I am a bit of a cynical because what I keep seeing year after year and to some extent I contribute myself is people saying ‘we’re gonna do this and we’re gonna do this’ and then nothing ever happens. I don’t know if there’s gonna be anything special. More websites are going to be responsive and, as part of the responsive movement, you will see smart movements towards simpler websites, with bigger forms and less interruption. If you look at Medium’s design or Wired redesign, they go in that direction.

I’ve heard a lot about data journalism and infographics.

I think there would be a movement in terms of standardizing that work. Right now, if you want to create a simple map you have options that require very little programming. But for a lot of other visualizations it takes a team of programmers to build them. People are starting to realize that you need some of that for branding, where in most cases it’s just so wasteful. So I think that what we have seen over the last years, and what we are going to see next year, is people creating more tools. So you can put out visualizations quickly in different kind of stories.

It affects what journalists do. If you have those tools, you have more power to create instead of needing someone else to do it.

“There is a entire world of information that would be available to journalists, but you need a way to extract it, to make sense of it. And that’s coding”

You’ve blogged about why everyone should learn to code. Why do journalists should?

A lot of people have been saying that journalists should learn to code, but I think it’s bigger than that.
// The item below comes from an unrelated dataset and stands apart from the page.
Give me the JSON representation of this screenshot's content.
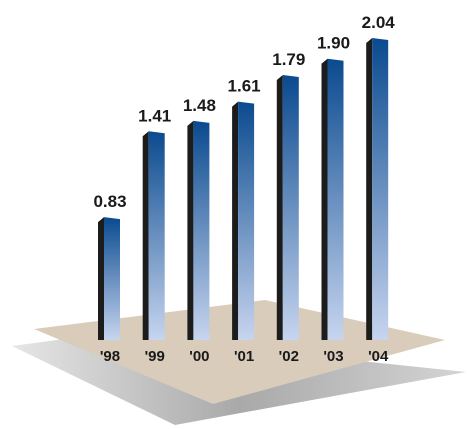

Just think of any kind of job! Even what a doctor does: they have to track so many files; sometimes they are interested in see patterns, but most doctors do not have enough statistical or programming skills to do anything on that. A lot of business people enter manual information in spreadsheets, whereas there are automatic ways on doing that work.

In Iowa, there were certain court cases that the newspaper was interested in. The information was available online but in a format that was weird to follow, so you never knew what was going on unless you had a list with everyone you wanted to follow. I wrote a little script that took those names automatically and did all of those searches. That takes a bit of time, but court reporting is not gonna go away, so if you write the script once you can keep using it for years.

If you think of the work that journalists do, a lot of times is about trends. If you know a bit about statistics, you can get those numbers and search for stories there. There is a entire world of information that would be available to journalists, but you need a way to extract it, to make sense of it. And that’s coding. And you’ll find that it’s like that in almost every job.